Marco Rosci e Rossana Bossaglia definiscono lo stile dei primi anni una originale interpretazione dell'espressionismo alla maniera di Constant Permeke e Mario Sironi, con temi ispirati al mondo rurale[2].
Già sul finire degli anni '30 è invece individuabile una forte componente di autonomia creativa[2].
Lo scrittore Giorgio Bassani percepisce la poetica di Bonfantini molto vicino alla propria, citando come esempio i contadini dipinti con verità e concretezza, con realismo storico e partecipazione morale e introspettiva[10].
Una lista parziale delle sue opere, tra le più celebri[1]:
La famiglia del bifolco si trova presso la Galleria civica d'arte moderna e contemporanea di Torino[2].

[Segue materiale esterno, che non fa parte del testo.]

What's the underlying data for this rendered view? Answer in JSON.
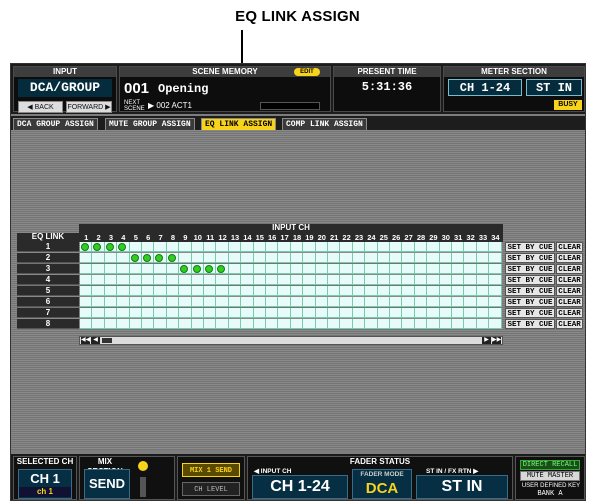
{
  "callout": {
    "title": "EQ LINK ASSIGN"
  },
  "header": {
    "input_caption": "INPUT",
    "mode": "DCA/GROUP",
    "back_label": "◀ BACK",
    "forward_label": "FORWARD ▶",
    "scene_caption": "SCENE MEMORY",
    "edit_badge": "EDIT",
    "scene_number": "001",
    "scene_name": "Opening",
    "next_label": "NEXT SCENE",
    "next_scene": "▶ 002 ACT1",
    "time_caption": "PRESENT TIME",
    "time_value": "5:31:36",
    "meter_caption": "METER SECTION",
    "meter_ch": "CH 1-24",
    "meter_st": "ST IN",
    "busy": "BUSY"
  },
  "tabs": [
    "DCA GROUP ASSIGN",
    "MUTE GROUP ASSIGN",
    "EQ LINK ASSIGN",
    "COMP LINK ASSIGN"
  ],
  "active_tab": 2,
  "grid": {
    "row_header": "EQ LINK",
    "col_header": "INPUT CH",
    "channels": [
      "1",
      "2",
      "3",
      "4",
      "5",
      "6",
      "7",
      "8",
      "9",
      "10",
      "11",
      "12",
      "13",
      "14",
      "15",
      "16",
      "17",
      "18",
      "19",
      "20",
      "21",
      "22",
      "23",
      "24",
      "25",
      "26",
      "27",
      "28",
      "29",
      "30",
      "31",
      "32",
      "33",
      "34"
    ],
    "rows": [
      {
        "label": "1",
        "assigned": [
          1,
          2,
          3,
          4
        ]
      },
      {
        "label": "2",
        "assigned": [
          5,
          6,
          7,
          8
        ]
      },
      {
        "label": "3",
        "assigned": [
          9,
          10,
          11,
          12
        ]
      },
      {
        "label": "4",
        "assigned": []
      },
      {
        "label": "5",
        "assigned": []
      },
      {
        "label": "6",
        "assigned": []
      },
      {
        "label": "7",
        "assigned": []
      },
      {
        "label": "8",
        "assigned": []
      }
    ],
    "set_by_cue_label": "SET BY CUE",
    "clear_label": "CLEAR",
    "scroll_left_fast": "◀◀",
    "scroll_left": "◀",
    "scroll_right": "▶",
    "scroll_right_fast": "▶▶"
  },
  "footer": {
    "selected_caption": "SELECTED CH",
    "selected_ch": "CH 1",
    "selected_sub": "ch 1",
    "mix_caption": "MIX SECTION",
    "mix_value": "SEND",
    "mix_send": "MIX 1 SEND",
    "ch_level": "CH LEVEL",
    "fader_caption": "FADER STATUS",
    "input_ch_caption": "◀ INPUT CH",
    "input_ch_value": "CH 1-24",
    "fader_mode_caption": "FADER MODE",
    "fader_mode_value": "DCA",
    "st_caption": "ST IN / FX RTN ▶",
    "st_value": "ST IN",
    "direct_recall": "DIRECT RECALL",
    "mute_master": "MUTE MASTER",
    "user_key_caption": "USER DEFINED KEY",
    "bank": "BANK A"
  },
  "colors": {
    "accent": "#f8d31b",
    "lcd_bg": "#052c3d",
    "dot": "#33cc22",
    "cell": "#e8fbfb"
  }
}
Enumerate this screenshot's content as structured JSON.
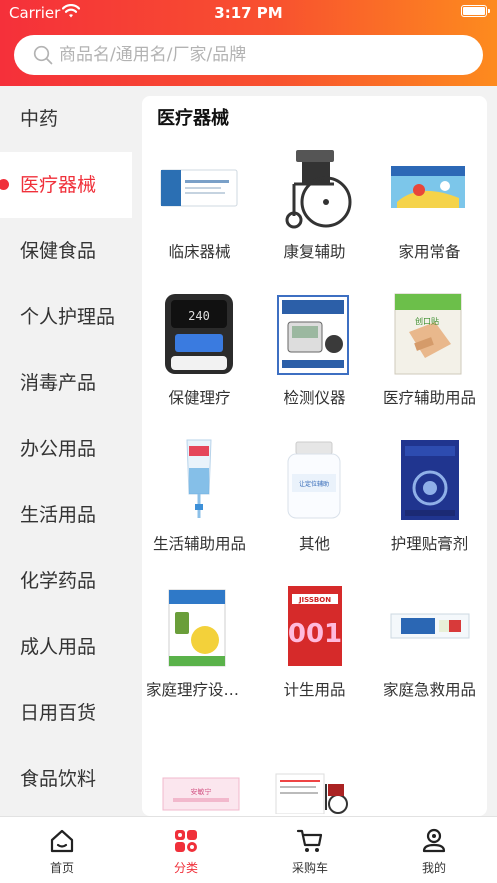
{
  "status_bar": {
    "carrier": "Carrier",
    "time": "3:17 PM"
  },
  "search": {
    "placeholder": "商品名/通用名/厂家/品牌"
  },
  "sidebar": {
    "items": [
      {
        "label": "中药",
        "active": false
      },
      {
        "label": "医疗器械",
        "active": true
      },
      {
        "label": "保健食品",
        "active": false
      },
      {
        "label": "个人护理品",
        "active": false
      },
      {
        "label": "消毒产品",
        "active": false
      },
      {
        "label": "办公用品",
        "active": false
      },
      {
        "label": "生活用品",
        "active": false
      },
      {
        "label": "化学药品",
        "active": false
      },
      {
        "label": "成人用品",
        "active": false
      },
      {
        "label": "日用百货",
        "active": false
      },
      {
        "label": "食品饮料",
        "active": false
      }
    ]
  },
  "panel": {
    "title": "医疗器械",
    "items": [
      {
        "label": "临床器械",
        "icon": "medical-box-image"
      },
      {
        "label": "康复辅助",
        "icon": "wheelchair-image"
      },
      {
        "label": "家用常备",
        "icon": "kids-patch-box-image"
      },
      {
        "label": "保健理疗",
        "icon": "therapy-device-image"
      },
      {
        "label": "检测仪器",
        "icon": "blood-pressure-monitor-image"
      },
      {
        "label": "医疗辅助用品",
        "icon": "bandage-box-image"
      },
      {
        "label": "生活辅助用品",
        "icon": "liquid-bag-image"
      },
      {
        "label": "其他",
        "icon": "supplement-bottle-image"
      },
      {
        "label": "护理贴膏剂",
        "icon": "plaster-box-image"
      },
      {
        "label": "家庭理疗设备...",
        "icon": "therapy-kit-image"
      },
      {
        "label": "计生用品",
        "icon": "condom-box-image"
      },
      {
        "label": "家庭急救用品",
        "icon": "first-aid-strip-image"
      },
      {
        "label": "",
        "icon": "pink-package-image"
      },
      {
        "label": "",
        "icon": "wheelchair-leaflet-image"
      }
    ]
  },
  "tabbar": {
    "tabs": [
      {
        "label": "首页",
        "icon": "home-icon",
        "active": false
      },
      {
        "label": "分类",
        "icon": "category-grid-icon",
        "active": true
      },
      {
        "label": "采购车",
        "icon": "cart-icon",
        "active": false
      },
      {
        "label": "我的",
        "icon": "profile-icon",
        "active": false
      }
    ]
  },
  "colors": {
    "accent": "#f0303a",
    "header_start": "#f5303a",
    "header_end": "#fd8b1e"
  }
}
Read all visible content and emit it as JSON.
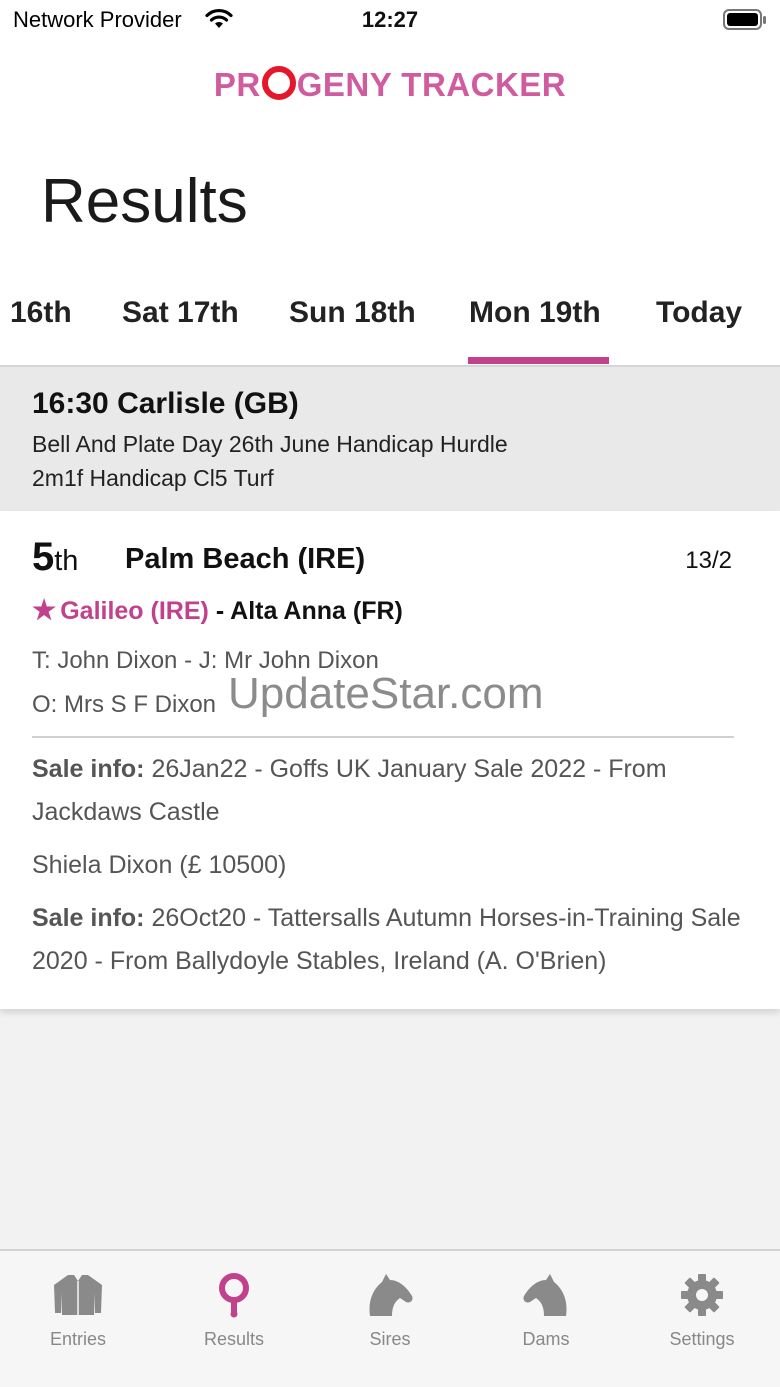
{
  "status_bar": {
    "carrier": "Network Provider",
    "time": "12:27"
  },
  "logo": {
    "part1": "PR",
    "part2": "GENY TRACKER"
  },
  "page_title": "Results",
  "date_tabs": [
    {
      "label": "16th"
    },
    {
      "label": "Sat 17th"
    },
    {
      "label": "Sun 18th"
    },
    {
      "label": "Mon 19th"
    },
    {
      "label": "Today"
    }
  ],
  "active_tab": "Mon 19th",
  "race": {
    "title": "16:30 Carlisle (GB)",
    "name": "Bell And Plate Day 26th June Handicap Hurdle",
    "details": "2m1f Handicap Cl5 Turf"
  },
  "result": {
    "position": "5",
    "position_suffix": "th",
    "horse": "Palm Beach (IRE)",
    "odds": "13/2",
    "sire": "Galileo (IRE)",
    "separator": "-",
    "dam": "Alta Anna (FR)",
    "trainer_jockey": "T: John Dixon - J: Mr John Dixon",
    "owner": "O: Mrs S F Dixon",
    "watermark": "UpdateStar.com",
    "sales": [
      {
        "label": "Sale info:",
        "text": " 26Jan22 - Goffs UK January Sale 2022 - From Jackdaws Castle"
      },
      {
        "label": "",
        "text": "Shiela Dixon (£ 10500)"
      },
      {
        "label": "Sale info:",
        "text": " 26Oct20 - Tattersalls Autumn Horses-in-Training Sale 2020 - From Ballydoyle Stables, Ireland (A. O'Brien)"
      }
    ]
  },
  "tab_bar": [
    {
      "label": "Entries",
      "icon": "jacket-icon"
    },
    {
      "label": "Results",
      "icon": "location-pin-icon"
    },
    {
      "label": "Sires",
      "icon": "horse-head-icon"
    },
    {
      "label": "Dams",
      "icon": "horse-head-icon"
    },
    {
      "label": "Settings",
      "icon": "gear-icon"
    }
  ],
  "colors": {
    "accent": "#c2418c",
    "logo_pink": "#d05b9e",
    "logo_ring": "#e5172b",
    "icon_gray": "#8a8a8a"
  }
}
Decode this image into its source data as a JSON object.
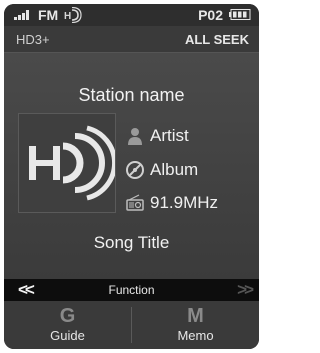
{
  "status_bar": {
    "band": "FM",
    "preset": "P02",
    "signal_icon": "signal-bars-icon",
    "hd_icon": "hd-radio-icon",
    "battery_icon": "battery-icon"
  },
  "info_row": {
    "hd_channel": "HD3+",
    "seek_mode": "ALL SEEK"
  },
  "now_playing": {
    "station": "Station name",
    "artist": "Artist",
    "album": "Album",
    "frequency": "91.9MHz",
    "song_title": "Song Title",
    "logo_icon": "hd-radio-logo"
  },
  "function_bar": {
    "prev_symbol": "<<",
    "label": "Function",
    "next_symbol": ">>"
  },
  "softkeys": [
    {
      "key": "G",
      "label": "Guide"
    },
    {
      "key": "M",
      "label": "Memo"
    }
  ],
  "colors": {
    "background": "#2b2b2b",
    "text": "#f2f2f2",
    "function_bar": "#0d0d0d"
  }
}
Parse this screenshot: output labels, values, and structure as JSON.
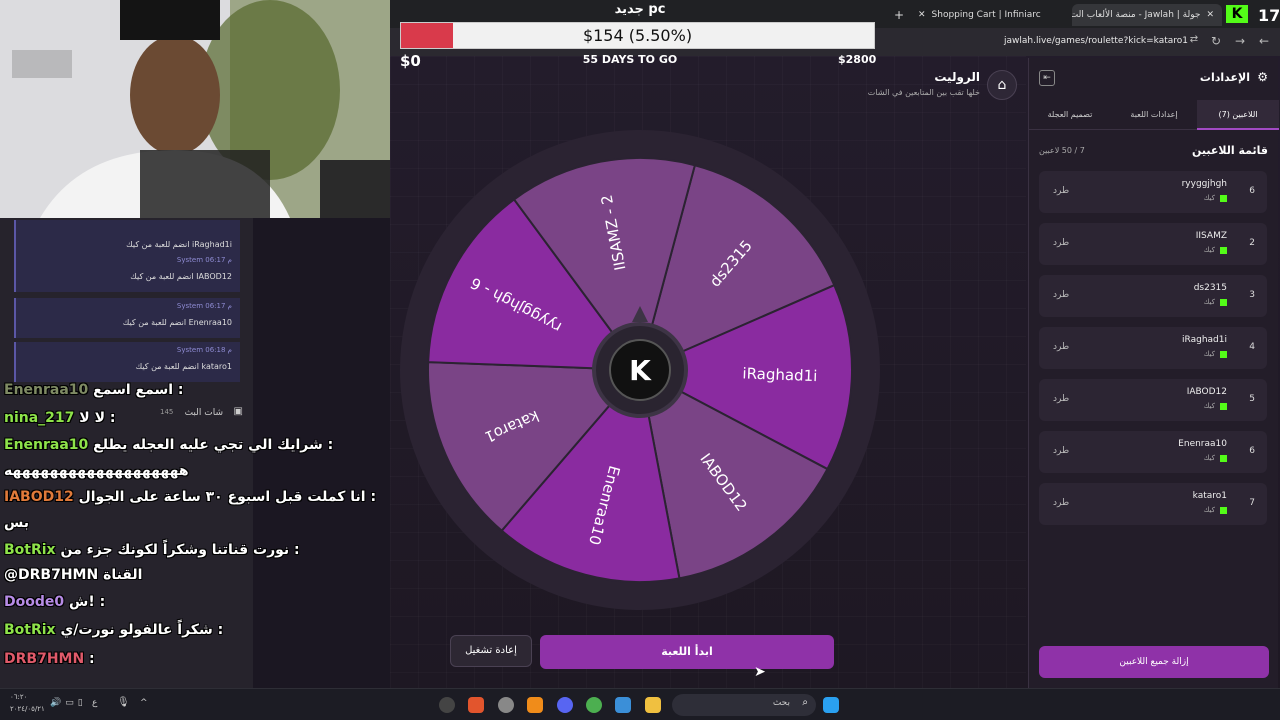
{
  "browser": {
    "tabs": [
      {
        "label": "جولة | Jawlah - منصة الألعاب الت"
      },
      {
        "label": "Shopping Cart | Infiniarc"
      }
    ],
    "url": "jawlah.live/games/roulette?kick=kataro1"
  },
  "overlay": {
    "title": "جديد pc",
    "progress_text": "$154 (5.50%)",
    "progress_percent": 5.5,
    "min_label": "$0",
    "days_label": "55 DAYS TO GO",
    "max_label": "$2800",
    "kick_viewers": "17"
  },
  "game": {
    "title": "الروليت",
    "subtitle": "خلها تقب بين المتابعين في الشات",
    "wheel_segments": [
      "ds2315",
      "iRaghad1i",
      "IABOD12",
      "Enenraa10",
      "kataro1",
      "ryyggjhgh - 6",
      "IISAMZ - 2"
    ],
    "reset_button": "إعادة تشغيل",
    "start_button": "ابدأ اللعبة"
  },
  "settings": {
    "title": "الإعدادات",
    "tabs": [
      "اللاعبين (7)",
      "إعدادات اللعبة",
      "تصميم العجلة"
    ],
    "list_title": "قائمة اللاعبين",
    "count": "7 / 50 لاعبين",
    "players": [
      {
        "num": "6",
        "name": "ryyggjhgh",
        "platform": "كيك",
        "action": "طرد"
      },
      {
        "num": "2",
        "name": "IISAMZ",
        "platform": "كيك",
        "action": "طرد"
      },
      {
        "num": "3",
        "name": "ds2315",
        "platform": "كيك",
        "action": "طرد"
      },
      {
        "num": "4",
        "name": "iRaghad1i",
        "platform": "كيك",
        "action": "طرد"
      },
      {
        "num": "5",
        "name": "IABOD12",
        "platform": "كيك",
        "action": "طرد"
      },
      {
        "num": "6",
        "name": "Enenraa10",
        "platform": "كيك",
        "action": "طرد"
      },
      {
        "num": "7",
        "name": "kataro1",
        "platform": "كيك",
        "action": "طرد"
      }
    ],
    "remove_all": "إزالة جميع اللاعبين"
  },
  "chat": {
    "system_messages": [
      {
        "meta": "",
        "text": "iRaghad1i انضم للعبة من كيك"
      },
      {
        "meta": "System 06:17 م",
        "text": "IABOD12 انضم للعبة من كيك"
      },
      {
        "meta": "System 06:17 م",
        "text": "Enenraa10 انضم للعبة من كيك"
      },
      {
        "meta": "System 06:18 م",
        "text": "kataro1 انضم للعبة من كيك"
      }
    ],
    "header": "شات البث",
    "header_count": "145",
    "overlay_lines": [
      {
        "user": "Enenraa10",
        "text": "اسمع اسمع :",
        "color": "#7f8b64"
      },
      {
        "user": "nina_217",
        "text": "لا لا :",
        "color": "#8ee34a"
      },
      {
        "user": "Enenraa10",
        "text": "شرايك الي تجي عليه العجله يطلع :",
        "color": "#8ee34a"
      },
      {
        "user": "",
        "text": "هههههههههههههههههههه",
        "color": "#fff"
      },
      {
        "user": "IABOD12",
        "text": "انا كملت قبل اسبوع ٣٠ ساعة على الجوال :",
        "color": "#e07a3a"
      },
      {
        "user": "",
        "text": "بس",
        "color": "#fff"
      },
      {
        "user": "BotRix",
        "text": "نورت قناتنا وشكراً لكونك جزء من :",
        "color": "#8ee34a"
      },
      {
        "user": "",
        "text": "@DRB7HMN القناة",
        "color": "#fff"
      },
      {
        "user": "Doode0",
        "text": "ش! :",
        "color": "#b78ce6"
      },
      {
        "user": "BotRix",
        "text": "شكراً عالفولو نورت/ي :",
        "color": "#8ee34a"
      },
      {
        "user": "DRB7HMN",
        "text": ":",
        "color": "#e05a6a"
      }
    ]
  },
  "taskbar": {
    "search_placeholder": "بحث",
    "time": "٠٦:٢٠",
    "date": "٢٠٢٤/٠٥/٢١"
  }
}
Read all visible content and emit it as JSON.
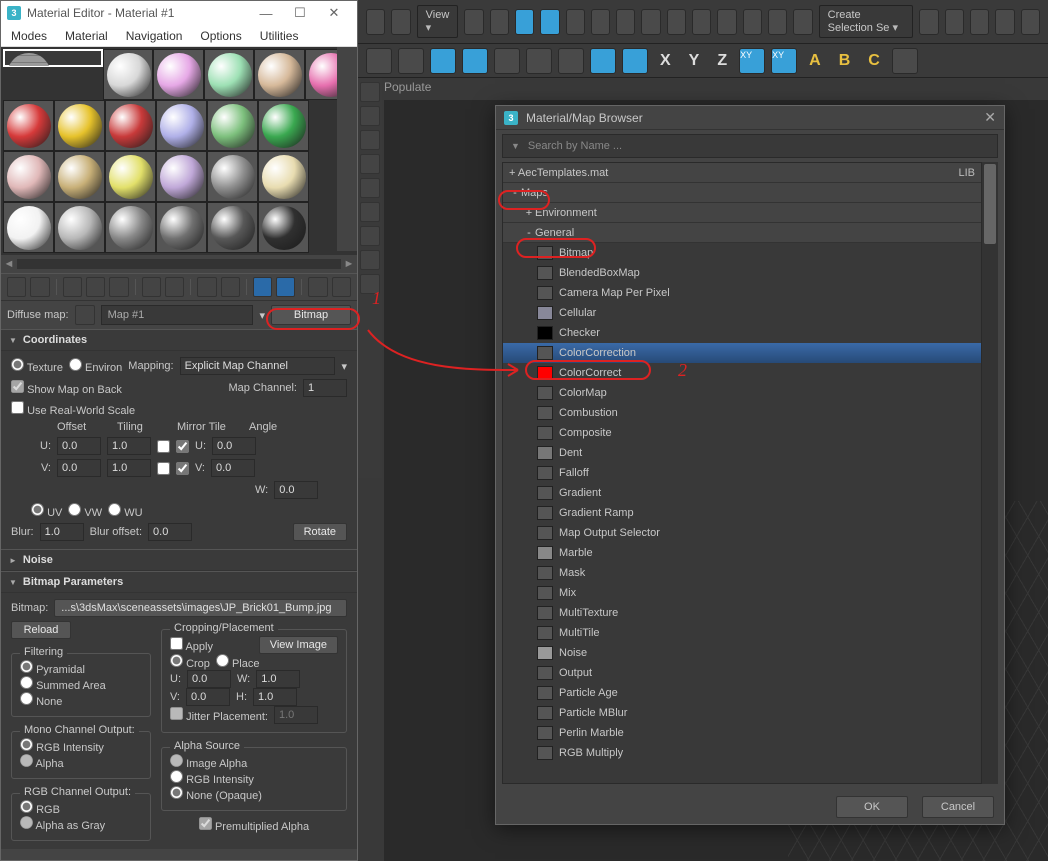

Dal 2009 una collezione di dipinti è concessa dalla Fondazione Sergio Bonfantini e visitabile come esposizione permanente presso il palazzo comunale di Borgomanero. Altre opere sono custodite e visibili presso la sede della Fondazione Achille Marazza di Borgomanero, nella "Sala Bonfantini"[2].
Presso la Galleria Giannoni di Novara sono il Ritratto di Giuseppe Sormani del 1931 e alcuni schizzi a carboncino di mondine risalenti agli anni '60, tutti donati dallo stesso Sormani[11].
Nel 1989 il giornalista e scrittore Romolo Barisonzo gli ha dedicato un capitolo nel primo volume della serie Novaresi bella gente, ove è descritto come uomo schivo dal carattere ruvido, leale e gelosamente innamorato dei propri quadri[7].
Con la delibera n. 732 del 4 dicembre 2002, il comune di Novara gli ha intitolato una via nella frazione di Lumellogno[1].